Apocalipse: No capítulo 12 do Apocalipse aparece uma mulher vestida de sol e coroada
de estrelas, com dores de parto, lutando contra o dragão. Sua vocação é a vitória, é ser
esposa do cordeiro. Seu lugar é a nova cidade, a nova Jerusalém, onde se reunirão
finalmente todos aqueles e aquelas que cumprem os mandamentos de Deus e guardam o
testemunho de Jesus. O povo de Deus perseguido e mártir é quem leva consigo a prenda da
vitória de Jesus. Maria é, pois, em muitas interpretações, identificada como essa mulher de
Ap 12, figura da fé humilde e laboriosa do povo que sofre e crê no Salvador Crucificado,
sem perder a esperança. É, também, a figura de uma Igreja perseguida pelo mundo, pelas
forças do anti-reino e pelos poderosos e opressores de toda sorte que, como o dragão
descrito no Apocalipse, querem «devorar» os filhos e a descendência da mulher, querem
devorar o projeto do reino, tudo o que é vida e liberdade para o povo, tudo o que é fruto
maduro das entranhas fecundas da mulher.
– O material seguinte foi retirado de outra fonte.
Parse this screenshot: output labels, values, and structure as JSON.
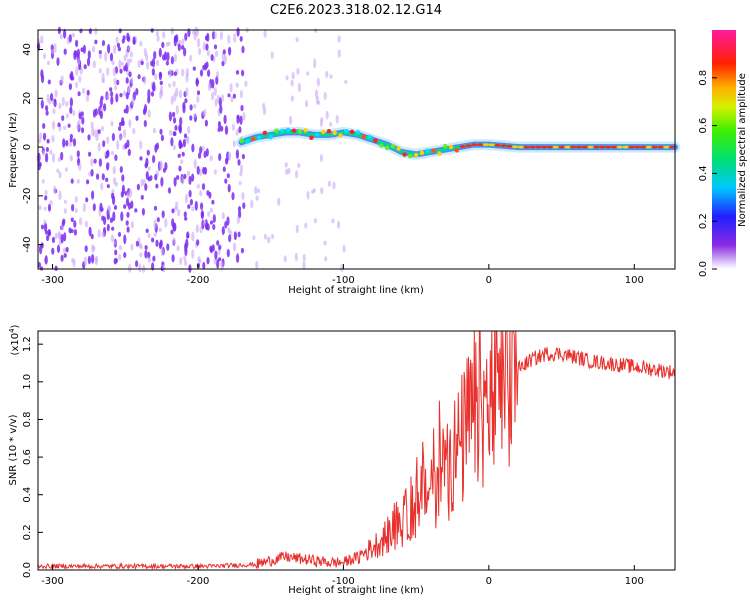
{
  "title": "C2E6.2023.318.02.12.G14",
  "colors": {
    "snr_line": "#e8302c",
    "spectrum_dot": "#7b2cf0",
    "spectrum_faint": "#c9a6f7",
    "axis": "#000000"
  },
  "chart_data": [
    {
      "type": "heatmap",
      "title": "",
      "xlabel": "Height of straight line (km)",
      "ylabel": "Frequency (Hz)",
      "xlim": [
        -310,
        128
      ],
      "ylim": [
        -50,
        48
      ],
      "x_ticks": [
        -300,
        -200,
        -100,
        0,
        100
      ],
      "y_ticks": [
        -40,
        -20,
        0,
        20,
        40
      ],
      "grid": false,
      "colorbar": {
        "label": "Normalized spectral amplitude",
        "range": [
          0,
          1
        ],
        "ticks": [
          "0.0",
          "0.2",
          "0.4",
          "0.6",
          "0.8"
        ],
        "colormap": "rainbow (violet-blue-cyan-green-yellow-red-magenta)"
      },
      "ridge": {
        "description": "high-amplitude Doppler trace",
        "x": [
          -170,
          -160,
          -150,
          -140,
          -130,
          -120,
          -110,
          -100,
          -90,
          -80,
          -70,
          -60,
          -50,
          -40,
          -30,
          -20,
          -10,
          0,
          20,
          60,
          100,
          128
        ],
        "y": [
          2,
          4,
          5,
          6,
          6,
          5,
          5,
          6,
          5,
          3,
          1,
          -2,
          -3,
          -2,
          -1,
          0,
          1,
          1,
          0,
          0,
          0,
          0
        ]
      },
      "noise_region": {
        "x_from": -310,
        "x_to": -95,
        "description": "broadband low-amplitude noise"
      }
    },
    {
      "type": "line",
      "title": "",
      "xlabel": "Height of straight line (km)",
      "ylabel": "SNR (10 * v/v)",
      "y_scale_note": "(x10^4)",
      "xlim": [
        -310,
        128
      ],
      "ylim": [
        0,
        1.27
      ],
      "x_ticks": [
        -300,
        -200,
        -100,
        0,
        100
      ],
      "y_ticks": [
        "0.0",
        "0.2",
        "0.4",
        "0.6",
        "0.8",
        "1.0",
        "1.2"
      ],
      "grid": false,
      "series": [
        {
          "x": [
            -310,
            -280,
            -250,
            -220,
            -190,
            -160,
            -150,
            -140,
            -130,
            -120,
            -110,
            -100,
            -90,
            -80,
            -70,
            -60,
            -50,
            -40,
            -30,
            -20,
            -15,
            -10,
            0,
            10,
            20,
            30,
            40,
            50,
            60,
            70,
            80,
            90,
            100,
            110,
            120,
            128
          ],
          "y": [
            0.02,
            0.02,
            0.02,
            0.02,
            0.02,
            0.03,
            0.05,
            0.07,
            0.06,
            0.05,
            0.04,
            0.04,
            0.07,
            0.12,
            0.18,
            0.25,
            0.35,
            0.45,
            0.55,
            0.65,
            0.75,
            0.82,
            0.88,
            0.97,
            1.07,
            1.12,
            1.15,
            1.15,
            1.13,
            1.11,
            1.1,
            1.09,
            1.08,
            1.07,
            1.06,
            1.05
          ]
        }
      ]
    }
  ]
}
O novo povo de Deus, do qual Maria é símbolo
e figura, é o «sinal», que aparece no céu e na terra, de que à descendência da mulher-Eva
foi dada a graça e o poder de triunfar sobre a serpente mediante a descendência da mulher-
María, de cuja carne o Espírito formou a encarnação de Deus; da mulher-povo de Deus, de
cujo seio brotou a salvação e a comunidade daqueles que cumprem os mandamentos de
Deus e guardam o testemunho de Jesus.